Earlier this week I started reading an ebook and was a bit irritated because the book did not show me a table of contents. This seems to be a regular thing in ebooks. Already earlier I have complained here about why ebooks, or perhaps mostly e-readers, make so little use of the affordances of digital files.
ePUB files are really XML in zipped archives. Since I left Amazon and the Kindle reader behind, all my ebooks are ePUB files. XML means that the files are machine readable and highly structured. That opens up possibilities to manipulate them.
I used Claude Code to ask a few questions about ePUB files and how they are treated by e-readers. E-readers deal differently with the information in an ePUB file. They may load a table of content into a local database, and use that to allow navigation, or ignore various pieces of information in the XML altogether.
For fun, I asked Claude Code to check the XML file of the ebook I was reading earlier this week, to see if it actually contained a table of contents that was just not shown to me in my reader. Turns out it did.
I also asked it, if it would take a lot to extract a table of contents from an ebook. It doesn’t, so I now have a first script that finds the table of contents if present, or builds one from the headers in the ePUB’s XML if not. The php script saves it to a markdown file that I can then use in my book notes, to group my thoughts and annotations.
In my Kobo reader, and in my Calibre reader the ToC information that the ePUB file provides outside the regular content of the book (NCX or xhtml), is accessible through the reader’s interface, but not part of the reading experience itself. I generally like my ToC to also be presented in the book, like it is in a paper one, and I actually prefer it not at the start as is usual but at the end, near notes, references, and literature lists, to have all the book’s metadata together to glance at. For that a ToC must be not separate from the book’s content, but within it. It would need to be in the ‘spine‘, the part that is presented for reading by readers.
If I annotate or highlight in a book, those are kept by an ereader separate from the book and refer to specific points inside the XML (through canonical fragment identifiers, CFI). You can alter an e-book, it’s XML after all, but that would shift the position of content fragments, and existing pointers from annotations and highlights would then point to the wrong lines in a book.
So if I add a ToC, grabbed from the existing metadata or constructed, inside an e-book, my preference to having it at the end is actually useful. Because if I add it to the end, it will not shift anything I may have annotated or highlighted already, messing up the pointers in the annotation file.

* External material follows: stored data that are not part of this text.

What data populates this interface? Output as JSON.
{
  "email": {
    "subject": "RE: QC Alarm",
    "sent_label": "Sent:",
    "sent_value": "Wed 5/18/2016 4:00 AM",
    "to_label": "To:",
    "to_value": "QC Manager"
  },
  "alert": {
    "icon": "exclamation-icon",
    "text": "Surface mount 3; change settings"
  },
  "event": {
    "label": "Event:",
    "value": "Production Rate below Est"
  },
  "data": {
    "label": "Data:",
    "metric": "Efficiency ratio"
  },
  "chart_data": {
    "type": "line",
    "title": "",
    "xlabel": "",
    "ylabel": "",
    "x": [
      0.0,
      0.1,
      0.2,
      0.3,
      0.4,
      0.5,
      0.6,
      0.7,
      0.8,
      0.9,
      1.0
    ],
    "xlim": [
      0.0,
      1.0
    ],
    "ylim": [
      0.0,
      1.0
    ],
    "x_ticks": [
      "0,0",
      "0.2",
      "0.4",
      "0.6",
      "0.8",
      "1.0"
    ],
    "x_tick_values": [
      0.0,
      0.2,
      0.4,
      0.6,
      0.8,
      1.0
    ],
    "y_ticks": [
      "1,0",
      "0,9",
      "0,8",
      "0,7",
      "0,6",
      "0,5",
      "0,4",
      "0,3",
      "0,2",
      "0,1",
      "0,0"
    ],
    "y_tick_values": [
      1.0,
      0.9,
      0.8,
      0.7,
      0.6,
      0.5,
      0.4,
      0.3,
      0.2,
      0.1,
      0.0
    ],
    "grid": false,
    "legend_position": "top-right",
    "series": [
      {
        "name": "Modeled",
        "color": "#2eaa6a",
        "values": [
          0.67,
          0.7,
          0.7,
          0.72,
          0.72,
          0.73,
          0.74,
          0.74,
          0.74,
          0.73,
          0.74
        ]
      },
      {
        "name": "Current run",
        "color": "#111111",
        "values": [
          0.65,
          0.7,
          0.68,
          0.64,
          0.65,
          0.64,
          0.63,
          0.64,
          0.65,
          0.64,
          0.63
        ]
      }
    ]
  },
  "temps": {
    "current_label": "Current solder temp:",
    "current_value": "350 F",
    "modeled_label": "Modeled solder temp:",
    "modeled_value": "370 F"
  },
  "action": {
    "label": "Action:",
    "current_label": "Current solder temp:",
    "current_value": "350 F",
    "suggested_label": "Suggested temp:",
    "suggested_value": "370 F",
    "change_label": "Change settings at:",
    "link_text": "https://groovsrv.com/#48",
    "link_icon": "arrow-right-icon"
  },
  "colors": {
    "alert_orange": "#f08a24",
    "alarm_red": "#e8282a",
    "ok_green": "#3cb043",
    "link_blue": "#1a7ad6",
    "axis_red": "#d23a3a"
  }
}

Next to extracting a ToC I’m also thinking about extracting other meta-information (like indexes, references, lists of images or tables) but a first glimpse into some ebooks suggests that those are not usually listed in the Manifest of an ebook, so would have to be constructed from clues inside the book.
However it will help me read non-fiction non-linearly if I could extract such things, e.g. the figures and tables present. It seems to me a number of such steps should be straightforward from the structure of an ePUB file, others need a parser to extract the right information and shape in a useful form, but still can be done with regular scripts (e.g. show me the first and last two paragraphs of a chapter to get a notion what it talks about), yet others do need a (local) LLM, e.g. to summarise each section of a book separately. I’ll see how far I can get, and learn about the ePUB format along the way, with deterministic code first to extend my personal and local toolkit on my computer.
Update 12-04-2026: I now have a script, that I run in my browser, which allows me to select an ebook from my Calibre library, and then explores it w.r.t. the table of contents, reference and literature sections, and images, and also pulls in the first and last few paragraphs of a chapter (which let’s me explore what a chapter is about, Adler style). All that gets turned into a markdown file that is then put in the corresponding book note in my Obsidian vault using the right template.